How one startup’s bet on the ‘old school web’ pays off


Craig Campbell moved away from the stream of money flowing into AI to create, of all things, a website.

Sure, Campbell could have started an AI company. He is a former engineer at Meta and a technology startup who in 2022 sold his last project – an e-commerce tool for companies that use Shopify – while AI is growing. “I had my previous VC money breathing down my neck, going ‘start something else. We’ll write you a check.'” He had other ideas.

People don’t usually rush to get into the website business, it’s what it is Google Zero feature it’s getting closer. Campbell was undaunted and has grown his career – Ancient Maps – being a sustainable business. And they managed it in an unexpected way: through organic search.

Old Maps is true to its name. This site allows you to view old maps of a particular area with modern maps overlaid. You can change the view to fade between the two views. The map comes from publicly available sources such as the US Geological Survey, but the tools to allow people to do this research were developed by Campbell. He built them to help him discover his favorite metal detectors – by pointing out the modern locations of old buildings and streets, he identifies new places to search for artifacts. He started sharing his mapping tools on Reddit with other metal enthusiasts and found that other people wanted to get their hands on what he had created. With this, his new professional career was created.

You don’t have to pan for real gold to enjoy Vintage Maps. For someone who just wants to know what’s around them, it’s a treasure trove. I’ve used it to help identify things like how the Duwamish River was created before it was channelized to help ships navigate the waterway. Campbell’s customers use them for a variety of purposes – from genealogical research to the everyday user who maps old oil wells. It’s a research tool, but it’s also just plain fun.

Watch the Duwamish River at the bottom of the frame go from squiggly to straight and back again.

Watch the Duwamish River at the bottom of the frame go from squiggly to straight and back again.

The growth path has been steady. Campbell says traffic is increasing from 20,000 users per month to now more than 300,000 per month in the third year. The income is enough to support Campbell and his wife, who also helps with the business. But he can’t help but think about how the money would have been if he had taken VC money to work on AI. “I’m doing something similar to what I was like, E4 at Facebook, which is like a middle engineer.”

“This is how the web is supposed to work. This is the old school website.”

The main source of traffic for previous Maps is Google Search results. Campbell discovered early on that Old Maps were rising in search engines when people went to search for historical information about places of interest to them – the church their grandparents attended, or the abandoned mining site in another region.

By writing his maps and pages in a way that Google understood, he saw the cycle begin. “Once I started getting this information out and making it available to Google and giving it a place on the web, the traffic just started.”

“This is how the web is supposed to work. This is the old web,” he says. “It’s alive and well, but only in these small areas.”

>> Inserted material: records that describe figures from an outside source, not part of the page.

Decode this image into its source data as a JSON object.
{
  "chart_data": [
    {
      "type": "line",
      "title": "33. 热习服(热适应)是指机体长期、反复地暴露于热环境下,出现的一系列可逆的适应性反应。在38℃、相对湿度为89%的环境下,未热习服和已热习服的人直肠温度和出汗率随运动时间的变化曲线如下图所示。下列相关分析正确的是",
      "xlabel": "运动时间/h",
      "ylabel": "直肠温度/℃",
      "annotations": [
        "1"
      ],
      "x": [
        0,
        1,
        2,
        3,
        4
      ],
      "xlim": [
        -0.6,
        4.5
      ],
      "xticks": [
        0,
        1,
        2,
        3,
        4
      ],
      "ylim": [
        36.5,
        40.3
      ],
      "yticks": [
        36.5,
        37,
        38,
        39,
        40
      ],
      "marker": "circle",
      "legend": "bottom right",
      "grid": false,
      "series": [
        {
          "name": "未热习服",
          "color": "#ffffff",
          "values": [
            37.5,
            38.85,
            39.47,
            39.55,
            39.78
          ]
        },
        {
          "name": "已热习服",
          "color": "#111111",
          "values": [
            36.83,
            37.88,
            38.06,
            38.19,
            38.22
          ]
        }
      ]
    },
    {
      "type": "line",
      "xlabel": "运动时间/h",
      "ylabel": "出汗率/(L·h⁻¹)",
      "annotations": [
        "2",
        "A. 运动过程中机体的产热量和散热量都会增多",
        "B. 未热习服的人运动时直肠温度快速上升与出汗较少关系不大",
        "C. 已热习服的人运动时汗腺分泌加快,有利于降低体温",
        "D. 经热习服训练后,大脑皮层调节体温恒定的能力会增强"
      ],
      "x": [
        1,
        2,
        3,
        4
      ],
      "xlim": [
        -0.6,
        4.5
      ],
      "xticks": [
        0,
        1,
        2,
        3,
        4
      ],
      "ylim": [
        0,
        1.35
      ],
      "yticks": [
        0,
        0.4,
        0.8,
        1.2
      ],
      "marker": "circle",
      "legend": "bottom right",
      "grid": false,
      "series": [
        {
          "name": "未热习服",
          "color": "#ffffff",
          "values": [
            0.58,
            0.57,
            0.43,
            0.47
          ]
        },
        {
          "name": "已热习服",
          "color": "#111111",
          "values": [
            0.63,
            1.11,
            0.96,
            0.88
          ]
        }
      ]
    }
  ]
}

A typical online publisher of 10 or 15 years ago would probably have relied on ads to show how much they were earning. You can play with a free Maps Past account, but deeper access requires $9 per week or $52 per year for an annual subscription. The subscription protects Campbell from the risk of fluctuating advertising costs and Google-driven technology sales – which the DOJ ruled as illegal in 2025.

While AI is eating the open web alive, Campbell has embraced AI tools to help drive the business. Campbell says he used to spend an hour or two a day working on any project he wanted, writing long emails instead of submitting form answers and FAQs. Now, they allow a type of local agent on their computer to manage the front line. His scheduled service runs once an hour – assuming his laptop is turned on – and he can use his Gmail. It removes spam and commercial messages, identifies items that need its attention, and writes responses. He said that this has reduced his time to help customers to 10 minutes day.

“Sometimes I have angry customers,” Campbell said. At that time, they check the request, accept or reject it, and check the message before sending it.

Campbell is also using AI to help develop an OCR – Optical Character Recognition – tool that will work with old maps. “Mapmakers are donkeys,” Campbell joked. Old maps are too difficult for existing OCR systems. The text bends sideways like rivers, uses irregular spaces, and is sometimes crowded. Campbell discovered that off-the-shelf equipment could not analyze these maps. He found great success with modern LLMs using reasoning, but it is not an easy matter to make the assistant “OCR these maps,” he says.

“You still have to bring some human light into the mix.”

In fact, he has found success in combining the human mind by experimenting with the capabilities of the LLM, rather than relying on the tool. “It’s not just bringing the human mind, but the creativity, and connecting together over the years using tools like this,” he says. “You still have to bring some human light into the mix.”

Campbell may have walked away from the AI ​​gold rush, but in doing so he seems to have created a way to create a successful online business in the age of Claude Code and AI in a nutshell. When you start with something you love, create something that is useful, and share it with other people like you, that’s a great foundation. Campbell’s day-to-day looks very different from how you would build and run a website 10 years ago, but the things that have made the business so successful today are the people.